L’Afrique centrale : Un potentiel sous-exploité. L’Afrique centrale, bien que moins souvent mentionnée que d’autres régions du continent, possède un potentiel significatif en matière de gaz naturel. Des pays comme le Cameroun, le Gabon, la République du Congo et la Guinée équatorialedétiennent des réserves substantielles et travaillent activement à développer leurs capacités d’exportation. Par exemple, le Cameroun développe des projets offshore pour augmenter ses exportations vers l’Europe et l’Asie, tandis que la République du Congo cherche à attirer des investissements étrangers malgré les défis sécuritaires.
Diversification et développement durable : un impératif pour l’Afrique. La dépendance accrue au secteur gazier pose également la question de la diversification économique. De nombreux pays africains dépendent excessivement de leurs ressources naturelles, ce qui les rend vulnérables aux fluctuations des marchés mondiaux.
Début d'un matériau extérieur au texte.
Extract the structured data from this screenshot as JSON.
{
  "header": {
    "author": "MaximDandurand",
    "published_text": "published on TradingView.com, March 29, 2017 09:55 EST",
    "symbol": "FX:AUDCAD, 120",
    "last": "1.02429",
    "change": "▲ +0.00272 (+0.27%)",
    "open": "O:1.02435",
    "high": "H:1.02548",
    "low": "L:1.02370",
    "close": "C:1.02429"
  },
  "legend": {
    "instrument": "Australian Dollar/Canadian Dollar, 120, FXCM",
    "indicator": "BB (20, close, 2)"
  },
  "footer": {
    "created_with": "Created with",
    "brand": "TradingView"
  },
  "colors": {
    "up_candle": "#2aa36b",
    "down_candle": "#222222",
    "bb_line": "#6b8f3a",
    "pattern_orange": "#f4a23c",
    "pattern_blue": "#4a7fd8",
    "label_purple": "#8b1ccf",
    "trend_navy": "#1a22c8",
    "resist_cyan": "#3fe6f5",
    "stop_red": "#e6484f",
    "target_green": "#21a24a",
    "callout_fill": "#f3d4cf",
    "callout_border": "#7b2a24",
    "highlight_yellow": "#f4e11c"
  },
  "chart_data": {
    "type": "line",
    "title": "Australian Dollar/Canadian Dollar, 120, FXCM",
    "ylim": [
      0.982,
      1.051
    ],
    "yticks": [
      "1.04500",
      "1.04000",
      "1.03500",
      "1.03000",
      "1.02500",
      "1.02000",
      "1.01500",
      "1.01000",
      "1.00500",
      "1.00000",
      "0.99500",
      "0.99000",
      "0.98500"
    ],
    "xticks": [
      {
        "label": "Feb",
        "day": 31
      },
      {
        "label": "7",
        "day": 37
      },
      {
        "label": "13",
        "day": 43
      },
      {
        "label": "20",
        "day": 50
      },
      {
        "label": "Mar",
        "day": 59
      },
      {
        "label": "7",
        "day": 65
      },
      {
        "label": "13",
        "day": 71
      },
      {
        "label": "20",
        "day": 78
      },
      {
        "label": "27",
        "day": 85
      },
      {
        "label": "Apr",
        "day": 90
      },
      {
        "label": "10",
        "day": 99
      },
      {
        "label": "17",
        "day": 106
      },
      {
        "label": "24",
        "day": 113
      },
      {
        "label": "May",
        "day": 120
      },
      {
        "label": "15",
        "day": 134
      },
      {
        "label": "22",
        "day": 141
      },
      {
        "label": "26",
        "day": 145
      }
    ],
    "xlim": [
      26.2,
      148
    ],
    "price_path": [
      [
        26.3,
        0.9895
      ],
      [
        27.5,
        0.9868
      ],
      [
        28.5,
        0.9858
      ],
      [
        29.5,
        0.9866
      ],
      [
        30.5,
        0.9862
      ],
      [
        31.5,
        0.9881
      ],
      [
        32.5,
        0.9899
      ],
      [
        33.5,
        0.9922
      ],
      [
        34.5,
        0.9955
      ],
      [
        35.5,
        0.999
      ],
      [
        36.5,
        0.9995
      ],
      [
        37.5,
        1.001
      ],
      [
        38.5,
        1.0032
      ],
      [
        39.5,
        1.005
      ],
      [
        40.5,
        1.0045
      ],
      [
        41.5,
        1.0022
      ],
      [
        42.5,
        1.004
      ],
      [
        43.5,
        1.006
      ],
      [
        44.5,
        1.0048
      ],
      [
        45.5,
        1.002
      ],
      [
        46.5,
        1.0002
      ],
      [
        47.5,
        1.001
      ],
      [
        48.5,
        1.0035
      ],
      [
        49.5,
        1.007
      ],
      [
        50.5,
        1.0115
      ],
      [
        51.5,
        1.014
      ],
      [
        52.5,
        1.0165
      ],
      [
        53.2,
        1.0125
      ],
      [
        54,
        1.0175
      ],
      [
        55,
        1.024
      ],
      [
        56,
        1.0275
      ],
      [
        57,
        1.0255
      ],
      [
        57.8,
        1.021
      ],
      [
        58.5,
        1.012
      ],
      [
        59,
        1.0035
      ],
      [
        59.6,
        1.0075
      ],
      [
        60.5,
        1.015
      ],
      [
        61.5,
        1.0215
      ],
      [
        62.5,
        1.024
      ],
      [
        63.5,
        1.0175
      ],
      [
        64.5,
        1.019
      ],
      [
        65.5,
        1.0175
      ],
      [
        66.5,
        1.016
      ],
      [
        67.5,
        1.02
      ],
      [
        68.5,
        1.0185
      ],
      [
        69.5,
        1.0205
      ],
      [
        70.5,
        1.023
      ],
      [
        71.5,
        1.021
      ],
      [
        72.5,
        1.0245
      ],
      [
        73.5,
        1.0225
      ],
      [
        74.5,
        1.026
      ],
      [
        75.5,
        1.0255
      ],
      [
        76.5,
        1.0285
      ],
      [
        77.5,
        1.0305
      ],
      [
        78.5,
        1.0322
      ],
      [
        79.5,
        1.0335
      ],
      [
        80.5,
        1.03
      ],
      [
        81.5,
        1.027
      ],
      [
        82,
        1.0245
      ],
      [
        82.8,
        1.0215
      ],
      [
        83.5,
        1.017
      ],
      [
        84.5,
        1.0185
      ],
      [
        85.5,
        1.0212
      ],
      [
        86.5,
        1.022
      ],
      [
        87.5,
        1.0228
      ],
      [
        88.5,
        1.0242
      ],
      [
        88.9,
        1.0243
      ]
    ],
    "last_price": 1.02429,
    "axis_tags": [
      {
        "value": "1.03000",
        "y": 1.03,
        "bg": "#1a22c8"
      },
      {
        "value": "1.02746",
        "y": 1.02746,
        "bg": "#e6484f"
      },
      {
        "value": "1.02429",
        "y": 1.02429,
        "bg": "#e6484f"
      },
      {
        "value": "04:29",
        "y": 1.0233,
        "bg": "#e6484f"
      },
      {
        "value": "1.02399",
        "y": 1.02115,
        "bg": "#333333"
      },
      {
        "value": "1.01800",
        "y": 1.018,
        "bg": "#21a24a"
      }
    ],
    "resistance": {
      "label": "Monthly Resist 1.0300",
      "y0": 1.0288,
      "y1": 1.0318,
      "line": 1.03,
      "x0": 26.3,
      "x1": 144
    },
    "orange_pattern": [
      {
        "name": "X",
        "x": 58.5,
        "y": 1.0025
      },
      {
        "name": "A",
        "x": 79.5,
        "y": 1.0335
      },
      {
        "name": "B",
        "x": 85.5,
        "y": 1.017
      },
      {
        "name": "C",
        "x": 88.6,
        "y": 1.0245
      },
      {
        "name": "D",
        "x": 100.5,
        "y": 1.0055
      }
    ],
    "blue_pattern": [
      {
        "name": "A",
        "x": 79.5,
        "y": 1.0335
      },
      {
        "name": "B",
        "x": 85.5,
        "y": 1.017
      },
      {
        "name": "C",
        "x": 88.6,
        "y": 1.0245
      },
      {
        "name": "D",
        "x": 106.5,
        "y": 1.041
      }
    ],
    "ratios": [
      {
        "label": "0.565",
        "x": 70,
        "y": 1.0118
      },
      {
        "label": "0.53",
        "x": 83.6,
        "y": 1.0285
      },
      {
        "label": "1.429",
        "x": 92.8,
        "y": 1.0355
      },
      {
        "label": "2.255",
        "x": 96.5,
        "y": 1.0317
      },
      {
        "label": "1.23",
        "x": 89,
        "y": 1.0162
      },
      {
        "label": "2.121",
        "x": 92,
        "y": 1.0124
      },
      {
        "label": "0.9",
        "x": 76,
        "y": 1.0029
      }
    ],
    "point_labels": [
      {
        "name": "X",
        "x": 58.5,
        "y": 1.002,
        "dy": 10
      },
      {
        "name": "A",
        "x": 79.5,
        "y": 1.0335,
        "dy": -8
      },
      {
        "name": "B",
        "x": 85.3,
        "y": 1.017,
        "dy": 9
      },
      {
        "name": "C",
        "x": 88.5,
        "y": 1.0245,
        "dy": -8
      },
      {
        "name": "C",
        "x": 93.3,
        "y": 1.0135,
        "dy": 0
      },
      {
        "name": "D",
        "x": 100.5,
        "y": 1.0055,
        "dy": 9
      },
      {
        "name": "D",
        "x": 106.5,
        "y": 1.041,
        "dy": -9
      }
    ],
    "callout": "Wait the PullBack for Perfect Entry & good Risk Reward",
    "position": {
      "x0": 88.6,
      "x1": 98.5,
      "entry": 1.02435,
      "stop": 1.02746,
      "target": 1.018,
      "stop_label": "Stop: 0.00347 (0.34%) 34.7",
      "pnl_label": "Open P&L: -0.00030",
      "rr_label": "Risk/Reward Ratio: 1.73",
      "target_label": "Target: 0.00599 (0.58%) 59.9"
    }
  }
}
Abebe Aemro Selassie, directeur du département Afrique du Fonds monétaire international (FMI), met en garde : « Si le gaz attire une vague de nouveaux investissements, il est crucial de s’assurer que ces fonds contribuent réellement à la diversification et à l’industrialisation des économies locales. »
En outre, l’exploitation du gaz doit être envisagée dans une perspective de développement durable. La transition énergétique mondiale vers des sources plus propres impose aux pays producteurs africains de concilier exploitation des ressources et protection de l’environnement. Des initiatives visant à investir dans des technologies de capture et de stockage du carbone, ainsi qu’à promouvoir les énergies renouvelables, sont essentielles pour garantir une croissance économique respectueuse de l’écosystème.
Conclusion : un avenir prometteur mais incertain. L’Afrique se trouve à une étape déterminante de son développement énergétique. Le gaz naturel représente une opportunité majeure pour soutenir la croissance économique et répondre à la demande énergétique mondiale. Toutefois, les défis liés aux infrastructures, à la sécurité et à la diversification économique nécessitent une approche stratégique et concertée. Avec des investissements adéquats et une gouvernance transparente, le continent africain peut tirer parti de ses ressources gazières tout en construisant un avenir énergétique durable et prospère.